2. The onboarding process: the first day at work
An employee’s first day should be magical. You have to plan everything to a T in order to make a positive impression and motivate the new hires. In addition to covering all your practical and logistical needs, it is important to take care of the human aspect. The goal should be that, when asked how their first day of work was, the employee responds with an ear-to-ear smile. This is the best sign of an enthusiastic worker who wants to start and stay with your company.
To achieve this, here are 8 tips for a great onboarding process:
1. Logistics. Be clear about what employees need to bring with them on their first day. Don’t forget to set an exact place, time, and contact person.
2. Select a host who can act as an informal guide for the newcomer. On their first day, it should be someone from their own department. This way, new employees can begin to open up their social circle and get to know the company’s way of working.
3. Meeting with their manager. It’s important for new employees to meet with their direct manager on their first day. This is often the first thing they do as soon as they get to the office. It is a way to attach importance to their hiring and above all to start talking about objectives, responsibilities, and expectations.
4. IT. Make sure that everything computer-related is in working order before their first day. This includes their email, access to local servers, availability of all software related to their role, and the use of the photocopier and telephone. Although it seems simple, experiencing computer issues on the first day of work is one of the most common (and most frustrating) problems during the onboarding process.
5. Get to know the workspace. While many things may seem obvious to you, it’s important that new hires know where everything is and what things are for. Questions such as “where are the bathrooms”, “how does the vending machine work”, “how do you book a meeting room”, and “what is the phone number of each department” are often overlooked in many onboarding processes. Make sure that new employees become familiar with their new work environment, as this will give them security, peace of mind, and confidence.
6. Celebrate their arrival. The hiring of a new employee should be turned into a major celebration for the whole company. To do this, send an email to all workers with a short presentation, place photos of new employees on the office walls or in the kitchen, have their business cards ready on their desk, or organize an informal presentation on the first day.
7. Meet the managers. It’s important for new hires to meet the company’s top managers. This helps to get managers involved in the onboarding process and to let the new hires know who they can go to for help. Depending on your company’s culture, this can take the form of a simple handshake and a few words of welcome or even a meal on the first day.
8. Do something nice for your new employees. Any bit of attention paid to the new hires can make all the difference between a memorable onboarding process and a normal one. This may be a T-shirt with the company’s logo and name; a bottle of wine; or an invitation to a full breakfast. Whatever it is, it will make them feel special.
3. The onboarding process: the first week
The first week is vital to a new employee’s successful landing. A lot can happen in five days, and in this time, the employee must be able to learn about the general functioning of their department, figure out what their objectives are, start working autonomously, establish personal relationships, and feel identified with the mission of the company.

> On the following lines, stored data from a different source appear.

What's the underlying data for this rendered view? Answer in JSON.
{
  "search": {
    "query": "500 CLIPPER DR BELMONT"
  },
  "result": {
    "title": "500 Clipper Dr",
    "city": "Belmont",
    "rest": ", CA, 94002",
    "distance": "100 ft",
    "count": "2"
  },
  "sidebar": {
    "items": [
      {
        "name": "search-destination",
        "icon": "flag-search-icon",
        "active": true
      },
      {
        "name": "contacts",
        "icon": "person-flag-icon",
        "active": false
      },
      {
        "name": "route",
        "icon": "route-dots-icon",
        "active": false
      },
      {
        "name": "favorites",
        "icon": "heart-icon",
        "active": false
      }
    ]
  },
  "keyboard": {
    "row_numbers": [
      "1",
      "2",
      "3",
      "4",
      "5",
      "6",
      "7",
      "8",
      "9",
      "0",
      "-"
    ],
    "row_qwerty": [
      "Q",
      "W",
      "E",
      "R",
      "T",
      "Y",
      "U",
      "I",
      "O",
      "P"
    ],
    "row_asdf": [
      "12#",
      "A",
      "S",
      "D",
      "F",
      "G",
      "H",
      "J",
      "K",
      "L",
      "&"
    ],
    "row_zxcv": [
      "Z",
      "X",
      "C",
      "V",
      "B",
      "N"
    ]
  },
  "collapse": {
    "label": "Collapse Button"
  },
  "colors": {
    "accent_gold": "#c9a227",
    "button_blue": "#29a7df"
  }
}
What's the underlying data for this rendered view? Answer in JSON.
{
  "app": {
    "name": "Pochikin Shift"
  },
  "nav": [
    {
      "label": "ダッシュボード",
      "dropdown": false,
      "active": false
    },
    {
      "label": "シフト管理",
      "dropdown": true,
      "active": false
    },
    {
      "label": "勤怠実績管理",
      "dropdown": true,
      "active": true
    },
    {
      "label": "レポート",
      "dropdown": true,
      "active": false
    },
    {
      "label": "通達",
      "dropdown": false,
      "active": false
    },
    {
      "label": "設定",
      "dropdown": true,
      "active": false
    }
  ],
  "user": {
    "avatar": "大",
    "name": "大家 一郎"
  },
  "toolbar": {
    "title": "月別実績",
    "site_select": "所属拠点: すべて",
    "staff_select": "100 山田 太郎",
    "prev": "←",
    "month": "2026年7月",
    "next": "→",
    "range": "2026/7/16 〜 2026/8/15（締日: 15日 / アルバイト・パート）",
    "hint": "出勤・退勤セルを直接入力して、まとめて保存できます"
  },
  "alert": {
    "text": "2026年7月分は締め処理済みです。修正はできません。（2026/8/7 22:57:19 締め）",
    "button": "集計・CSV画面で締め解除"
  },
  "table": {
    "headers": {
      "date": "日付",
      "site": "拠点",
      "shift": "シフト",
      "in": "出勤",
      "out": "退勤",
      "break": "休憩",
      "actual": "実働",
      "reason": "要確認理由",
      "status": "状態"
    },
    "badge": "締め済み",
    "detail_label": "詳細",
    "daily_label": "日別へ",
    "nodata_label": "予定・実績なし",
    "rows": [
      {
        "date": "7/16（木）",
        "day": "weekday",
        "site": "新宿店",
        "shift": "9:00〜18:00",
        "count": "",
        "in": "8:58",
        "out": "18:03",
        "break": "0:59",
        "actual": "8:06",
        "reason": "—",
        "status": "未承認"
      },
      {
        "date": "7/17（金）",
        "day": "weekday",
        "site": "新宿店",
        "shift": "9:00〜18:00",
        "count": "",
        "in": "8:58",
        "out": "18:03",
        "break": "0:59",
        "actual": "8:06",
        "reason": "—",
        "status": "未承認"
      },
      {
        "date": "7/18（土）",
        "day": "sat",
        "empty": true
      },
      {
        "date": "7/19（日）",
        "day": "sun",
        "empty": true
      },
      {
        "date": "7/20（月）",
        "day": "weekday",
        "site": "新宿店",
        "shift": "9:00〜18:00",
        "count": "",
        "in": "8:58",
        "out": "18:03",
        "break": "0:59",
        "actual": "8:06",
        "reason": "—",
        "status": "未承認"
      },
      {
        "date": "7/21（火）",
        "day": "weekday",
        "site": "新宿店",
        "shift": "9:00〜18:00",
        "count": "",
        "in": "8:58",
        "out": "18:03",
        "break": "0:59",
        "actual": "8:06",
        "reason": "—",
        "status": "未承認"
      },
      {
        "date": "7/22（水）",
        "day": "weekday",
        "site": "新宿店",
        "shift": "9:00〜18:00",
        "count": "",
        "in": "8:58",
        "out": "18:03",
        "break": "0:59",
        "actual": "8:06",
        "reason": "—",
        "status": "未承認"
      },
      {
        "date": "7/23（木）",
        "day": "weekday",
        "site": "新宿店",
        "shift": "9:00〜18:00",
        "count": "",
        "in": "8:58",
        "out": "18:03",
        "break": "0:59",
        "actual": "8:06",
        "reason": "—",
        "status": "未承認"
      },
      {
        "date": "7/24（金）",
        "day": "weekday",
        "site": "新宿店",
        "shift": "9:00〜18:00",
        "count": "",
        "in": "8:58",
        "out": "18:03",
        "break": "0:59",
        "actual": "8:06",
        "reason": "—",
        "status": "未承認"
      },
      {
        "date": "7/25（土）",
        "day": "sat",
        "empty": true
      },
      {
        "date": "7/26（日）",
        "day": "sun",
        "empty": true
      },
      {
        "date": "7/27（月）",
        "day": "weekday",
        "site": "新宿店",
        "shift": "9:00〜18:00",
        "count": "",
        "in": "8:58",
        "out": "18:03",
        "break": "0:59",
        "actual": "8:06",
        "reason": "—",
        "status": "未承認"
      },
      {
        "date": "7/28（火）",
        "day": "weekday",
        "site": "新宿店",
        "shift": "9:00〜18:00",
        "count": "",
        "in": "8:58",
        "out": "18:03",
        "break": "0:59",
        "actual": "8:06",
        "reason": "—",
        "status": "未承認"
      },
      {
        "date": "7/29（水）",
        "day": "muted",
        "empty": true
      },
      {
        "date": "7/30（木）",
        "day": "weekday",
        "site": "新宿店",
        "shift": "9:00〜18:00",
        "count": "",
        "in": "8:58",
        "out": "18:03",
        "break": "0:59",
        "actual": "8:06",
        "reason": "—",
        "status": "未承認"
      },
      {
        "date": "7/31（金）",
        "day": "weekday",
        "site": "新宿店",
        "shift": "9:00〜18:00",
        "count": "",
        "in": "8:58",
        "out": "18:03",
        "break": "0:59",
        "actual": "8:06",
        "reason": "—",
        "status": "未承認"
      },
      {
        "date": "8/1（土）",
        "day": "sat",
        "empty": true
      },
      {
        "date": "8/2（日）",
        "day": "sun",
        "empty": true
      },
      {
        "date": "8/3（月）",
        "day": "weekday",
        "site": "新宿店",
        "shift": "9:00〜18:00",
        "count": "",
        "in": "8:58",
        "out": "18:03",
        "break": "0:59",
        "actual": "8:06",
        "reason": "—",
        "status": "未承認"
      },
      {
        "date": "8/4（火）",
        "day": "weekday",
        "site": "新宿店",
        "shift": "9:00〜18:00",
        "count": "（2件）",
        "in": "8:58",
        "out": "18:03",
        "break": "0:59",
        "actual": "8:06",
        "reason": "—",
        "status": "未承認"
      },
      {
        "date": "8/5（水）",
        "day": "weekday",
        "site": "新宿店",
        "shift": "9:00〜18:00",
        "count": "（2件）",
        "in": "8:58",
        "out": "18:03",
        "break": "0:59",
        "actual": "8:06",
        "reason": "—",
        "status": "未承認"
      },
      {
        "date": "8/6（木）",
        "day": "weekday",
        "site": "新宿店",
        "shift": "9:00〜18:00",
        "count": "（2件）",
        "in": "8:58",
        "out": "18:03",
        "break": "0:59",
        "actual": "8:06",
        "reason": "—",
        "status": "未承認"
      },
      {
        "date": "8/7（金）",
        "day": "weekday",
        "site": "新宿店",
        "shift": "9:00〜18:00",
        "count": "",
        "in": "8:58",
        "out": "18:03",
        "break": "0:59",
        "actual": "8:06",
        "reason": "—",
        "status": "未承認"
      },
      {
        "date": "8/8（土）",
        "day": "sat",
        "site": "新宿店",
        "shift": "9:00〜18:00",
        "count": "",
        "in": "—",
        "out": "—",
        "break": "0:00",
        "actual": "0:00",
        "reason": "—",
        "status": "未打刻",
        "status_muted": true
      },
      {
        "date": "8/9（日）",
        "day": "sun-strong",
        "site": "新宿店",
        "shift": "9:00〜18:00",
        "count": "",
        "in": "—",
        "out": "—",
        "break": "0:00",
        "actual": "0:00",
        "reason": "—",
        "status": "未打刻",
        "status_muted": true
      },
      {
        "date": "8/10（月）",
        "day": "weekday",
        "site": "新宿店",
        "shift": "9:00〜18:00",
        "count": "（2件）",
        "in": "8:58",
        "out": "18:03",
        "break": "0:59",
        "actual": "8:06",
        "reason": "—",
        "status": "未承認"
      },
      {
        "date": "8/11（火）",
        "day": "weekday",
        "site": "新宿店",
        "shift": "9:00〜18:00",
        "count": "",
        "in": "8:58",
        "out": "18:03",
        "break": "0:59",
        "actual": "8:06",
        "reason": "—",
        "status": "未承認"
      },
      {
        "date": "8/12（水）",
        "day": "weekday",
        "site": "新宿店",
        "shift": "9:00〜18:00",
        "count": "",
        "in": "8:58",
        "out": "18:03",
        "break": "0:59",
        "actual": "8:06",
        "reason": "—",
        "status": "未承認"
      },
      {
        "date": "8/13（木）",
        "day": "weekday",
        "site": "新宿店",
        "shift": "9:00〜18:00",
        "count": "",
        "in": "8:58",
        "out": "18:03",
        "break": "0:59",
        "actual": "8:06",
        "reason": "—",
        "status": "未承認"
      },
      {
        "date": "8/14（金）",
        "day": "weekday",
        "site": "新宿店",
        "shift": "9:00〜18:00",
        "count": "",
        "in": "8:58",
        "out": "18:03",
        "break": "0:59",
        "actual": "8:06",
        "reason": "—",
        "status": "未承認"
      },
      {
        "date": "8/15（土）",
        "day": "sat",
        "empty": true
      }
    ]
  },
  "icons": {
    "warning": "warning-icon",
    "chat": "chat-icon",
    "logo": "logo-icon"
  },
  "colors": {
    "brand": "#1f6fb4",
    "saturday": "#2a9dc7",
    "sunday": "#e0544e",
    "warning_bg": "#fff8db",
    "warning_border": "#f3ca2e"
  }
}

These five tips will help you achieve this:
1. Design an accurate and reasonable roadmap. The best way to ensure a successful onboarding process is to design a series of milestones or stages that every new employee must go through. On the one hand, this helps employees manage their own expectations and follow a well-signposted path; on the other, it can help ensure that everyone completes the onboarding process without getting lost along the way. You can do this using an Excel spreadsheet or a checklist.
2. Give information in small doses. One of the most frequent mistakes is to give as much information as possible all at once or in a very short time. The employees have just arrived at an unfamiliar organization: take it easy and give them information in small chunks, through short presentation sessions and by mixing social activities with more instructive ones.
3. The manager: 5 minutes every day. Make sure the manager talks to newcomers every day and evaluates their progress throughout the week. Even if it’s only 5 or 10 minutes every day (maybe first thing in the morning), showing interest in new employees and answering their questions can guarantee a successful onboarding process. At the end of the week, set up a feedback session to find out what their experience has been like during the first five days.
4. Get to know the other departments. It’s important that newcomers interact with employees outside of their team. To do so, prepare one or two sessions a day with the heads of each of the company’s departments. This way, not only will new employees be able to expand their social circle, but they’ll also get a better understanding of the whole company structure. You could also assign a host from a different department for each day of the week or organize meals with members of different teams.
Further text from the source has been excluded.